Does the system have any citation visualization tools?
Citation relationships get more complex as the pool of related documents gets larger. Various citation visualization methods are used to help elucidate these complex relationships. These techniques can be used to identify seminal works in a technology area, among other applications.
Can automated reports be generated?
Can the system run a series of algorithms to generate a standard set of visualizations automatically, without much user input (if any)?
Drill Down Viewing
Can the system contain and display document full text?
Analysis systems often handle thousands of documents, but it can sometimes be important for users to be able to see data at its most basic level, and read underlying patent documents. This question relates to whether the system supports the viewing of individual data records at a very detailed level, rather than simply viewing the overall trends in the dataset.
Can the system contain and display document images?
This question is related to the question "Can the system contain and display document full text?" above. If the system supports viewing individual patent documents, does it also support viewing the document facsimile image (the original patent copy)? This can become necessary when users need to view the patent drawings or in-line data such as chemical structures or formulae.
Does the system offer any advanced full text viewing features (such as keyword highlighting)?
Advanced full text viewing features would include any feature designed to help users quickly scan through full text patent documents. Keyword highlighting, graphical maps of keyword hits, and keyword-in-context displays would all be examples of advanced full text viewing features.

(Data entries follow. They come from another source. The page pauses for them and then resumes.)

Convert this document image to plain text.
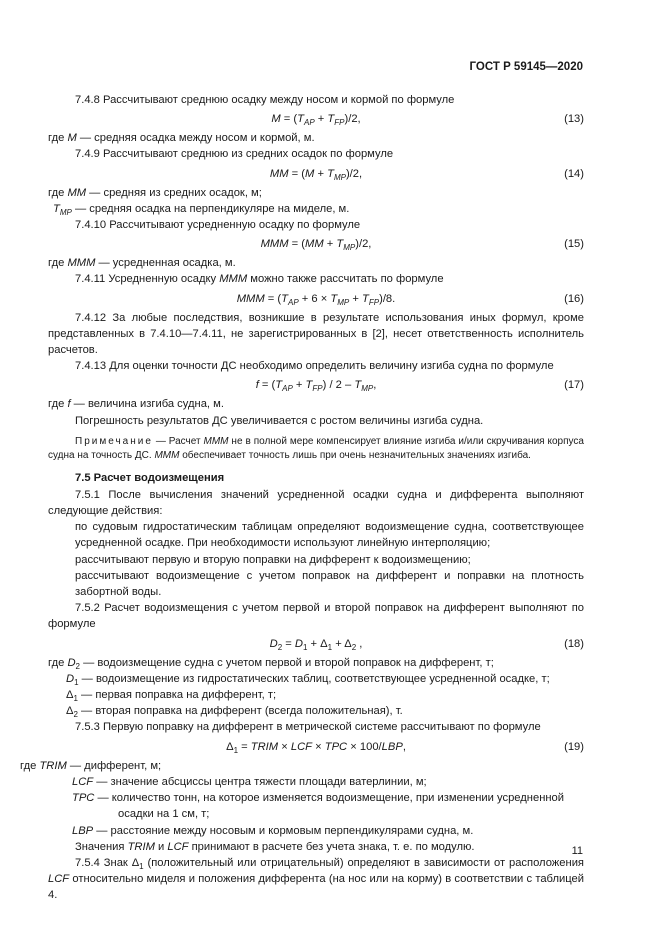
ГОСТ Р 59145—2020

7.4.8 Рассчитывают среднюю осадку между носом и кормой по формуле

$M = (T_{AP} + T_{FP})/2$,	(13)

где M — средняя осадка между носом и кормой, м.

7.4.9 Рассчитывают среднюю из средних осадок по формуле

MM = $(M + T_{MP})/2$,	(14)

где MM — средняя из средних осадок, м;

$T_{MP}$ — средняя осадка на перпендикуляре на миделе, м.

7.4.10 Рассчитывают усредненную осадку по формуле

MMM = $(MM + T_{MP})/2$,	(15)

где MMM — усредненная осадка, м.

7.4.11 Усредненную осадку MMM можно также рассчитать по формуле

MMM = $(T_{AP} + 6 \times T_{MP} + T_{FP})/8$.	(16)

7.4.12 За любые последствия, возникшие в результате использования иных формул, кроме представленных в 7.4.10—7.4.11, не зарегистрированных в [2], несет ответственность исполнитель расчетов.

7.4.13 Для оценки точности ДС необходимо определить величину изгиба судна по формуле

$f = (T_{AP} + T_{FP}) / 2 - T_{MP}$,	(17)

где f — величина изгиба судна, м.

Погрешность результатов ДС увеличивается с ростом величины изгиба судна.

Примечание — Расчет MMM не в полной мере компенсирует влияние изгиба и/или скручивания корпуса судна на точность ДС. MMM обеспечивает точность лишь при очень незначительных значениях изгиба.

7.5 Расчет водоизмещения

7.5.1 После вычисления значений усредненной осадки судна и дифферента выполняют следующие действия:

по судовым гидростатическим таблицам определяют водоизмещение судна, соответствующее усредненной осадке. При необходимости используют линейную интерполяцию;

рассчитывают первую и вторую поправки на дифферент к водоизмещению;

рассчитывают водоизмещение с учетом поправок на дифферент и поправки на плотность забортной воды.

7.5.2 Расчет водоизмещения с учетом первой и второй поправок на дифферент выполняют по формуле

$D_2 = D_1 + \Delta_1 + \Delta_2$ ,	(18)

где $D_2$ — водоизмещение судна с учетом первой и второй поправок на дифферент, т;

$D_1$ — водоизмещение из гидростатических таблиц, соответствующее усредненной осадке, т;

$\Delta_1$ — первая поправка на дифферент, т;

$\Delta_2$ — вторая поправка на дифферент (всегда положительная), т.

7.5.3 Первую поправку на дифферент в метрической системе рассчитывают по формуле

$\Delta_1$ = TRIM × LCF × TPC × 100/LBP,	(19)

где TRIM — дифферент, м;

LCF — значение абсцисcы центра тяжести площади ватерлинии, м;

TPC — количество тонн, на которое изменяется водоизмещение, при изменении усредненной

осадки на 1 см, т;

LBP — расстояние между носовым и кормовым перпендикулярами судна, м.

Значения TRIM и LCF принимают в расчете без учета знака, т. е. по модулю.

7.5.4 Знак $\Delta_1$ (положительный или отрицательный) определяют в зависимости от расположения LCF относительно миделя и положения дифферента (на нос или на корму) в соответствии с таблицей 4.

11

Can search results be saved?
If the analysis system contains inherent patent data collections, can the results of a search in this data collection be saved for future manipulation?
Can visualization results, such as graphs, be saved?
If the system supports data visualization, can the results of this visualization be saved for later manipulation?
Can raw data from search results be exported? What file formats are supported?
If the system contains inherent patent data collections, can information about the search results (sucha as bibliographic data, images and/or full text) be exported for use in another program?
Can patent PDFs be downloaded? Individually or in bulk?
If the system contains inherent document image collections, can these patent copies be downloaded and saved to a local directory? "Bulk" downloading refers to the ability to download a large number of document copies at once.
Can graphs and charts be exported or saved for future viewing?
If the system supports the ability to generate charts and graphs, can this information be exported, rather than only viewed via access to the system itself? This is often necessary if users wish to share the results of their analysis projects with others, or include them in publications.
Can users take and export snapshots of interactive graphs?
If the system supports the ability to generate interactive visualizations, can the user take "snapshots" of these graphs at certain points in time? This is often necessary to share analysis results with others, or to include in publications.
Can more than one user have access to a single seat of the product?
If the product is set up so that only one person can have access to one subscription seat at any given time, can this access extend to more than one user, as long as the users are not logged on simultaneously?
Can users share the results of their analysis without encountering licensing restrictions?
Are there any licensing restrictions on the product or its inherent data that would prohibit users from sharing analysis results? For example, can you export data and send it to another user, exactly as it appeared when created? Or, can another licensed user of the system not within your company have access to your data and analysis results?
What subscription types are available? Often, subscriptions are available on a monthly or yearly basis.